U.K. must calculate what it owes the European Union in order for Brexit talks to move on.

U.K. Must Sign Up to Method for Calculating Brexit Bill, EU Says
An anti-brexit demonstrator holds a European Union (EU) flag outside the Houses of Parliament in London, U.K. (Photographer: Luke MacGregor/Bloomberg)

(Bloomberg) -- The U.K. must sign up to a method for calculating what it owes the European Union in order for Brexit talks to move on to trade, a senior official from the bloc said, as the 27 remaining nations plan their response if negotiations fail.

“We need a method to be able to reassure the 27 of the solidity of the U.K.’s guarantees,” Stefaan De Rynck, an aide to the EU’s chief Brexit negotiator, Michel Barnier, said in London on Thursday. His comments came less than a week after a crucial summit at which EU leaders told U.K. Prime Minister Theresa May the discussions hadn’t made “sufficient progress.”

Although May has said the U.K. will “honor” commitments to the EU it has built up over the course of its membership, she has not spelled out what they are for fear of being bound to a number. While Barnier’s team isn’t asking for a concrete figure, it says the U.K. must agree with the EU on the method for calculating what share of the bloc’s unpaid bills and liabilities it is prepared to pay.

The financial settlement has been the most contentious issue in the Brexit negotiations, but it’s important that disagreements don’t bleed into future trade talks, De Rynck said at a conference at the Institute for Government think-tank. The other 27 EU countries are focusing on the “money question” too, because they could be left filling any financial gap left by the U.K.’s withdrawal.

“We need to take the drama out of that question in the U.K. before it becomes a drama in the 27,” De Rynck said. “If we do not do that, we might not find ourselves with the serenity and the calm that we will need in 2018 to construct together that new relationship.”

Divergent Demands

The EU wants a divorce settlement of about 60 billion euros ($70 billion), and the U.K.’s offer so far is about a third of that. While a methodology may allow informal calculations of an approximate number, the final sum that Britain pays won’t be known until it leaves the bloc in March 2019, if ever.
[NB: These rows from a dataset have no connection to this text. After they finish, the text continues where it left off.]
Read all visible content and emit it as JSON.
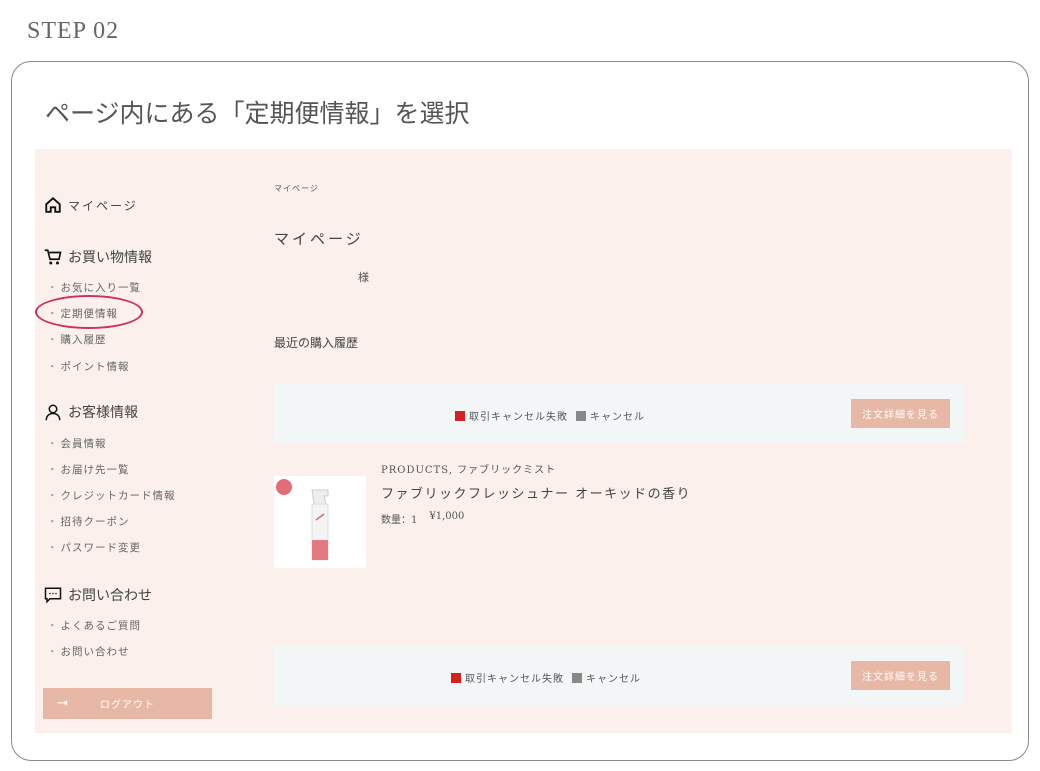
{
  "step_label": "STEP 02",
  "instruction": "ページ内にある「定期便情報」を選択",
  "sidebar": {
    "mypage": "マイページ",
    "shopping": {
      "title": "お買い物情報",
      "items": [
        "お気に入り一覧",
        "定期便情報",
        "購入履歴",
        "ポイント情報"
      ]
    },
    "customer": {
      "title": "お客様情報",
      "items": [
        "会員情報",
        "お届け先一覧",
        "クレジットカード情報",
        "招待クーポン",
        "パスワード変更"
      ]
    },
    "contact": {
      "title": "お問い合わせ",
      "items": [
        "よくあるご質問",
        "お問い合わせ"
      ]
    },
    "logout": "ログアウト",
    "highlight_color": "#c9335f"
  },
  "main": {
    "breadcrumb": "マイページ",
    "heading": "マイページ",
    "honorific": "様",
    "recent_title": "最近の購入履歴",
    "orders": [
      {
        "status_failed": "取引キャンセル失敗",
        "status_cancel": "キャンセル",
        "detail_button": "注文詳細を見る",
        "product": {
          "category": "PRODUCTS, ファブリックミスト",
          "name": "ファブリックフレッシュナー オーキッドの香り",
          "qty_label": "数量：1",
          "price": "¥1,000"
        }
      },
      {
        "status_failed": "取引キャンセル失敗",
        "status_cancel": "キャンセル",
        "detail_button": "注文詳細を見る"
      }
    ]
  },
  "colors": {
    "panel": "#fbf0eb",
    "button": "#e7b8a6",
    "failed": "#d62020",
    "cancel": "#888888"
  }
}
EU countries agreed on Wednesday to draw up plans among themselves in case talks do not make a breakthrough in December.

De Rynck said the threat of talks ending without a deal should not form part of the negotiations because reaching a mutually helpful agreement is in the interests of both the U.K. and the EU. 

Even so, the EU is preparing contingency plans for “no deal,” he said. Barnier has previously stated that the bloc will be ready for all eventualities, including the failure to reach an accord.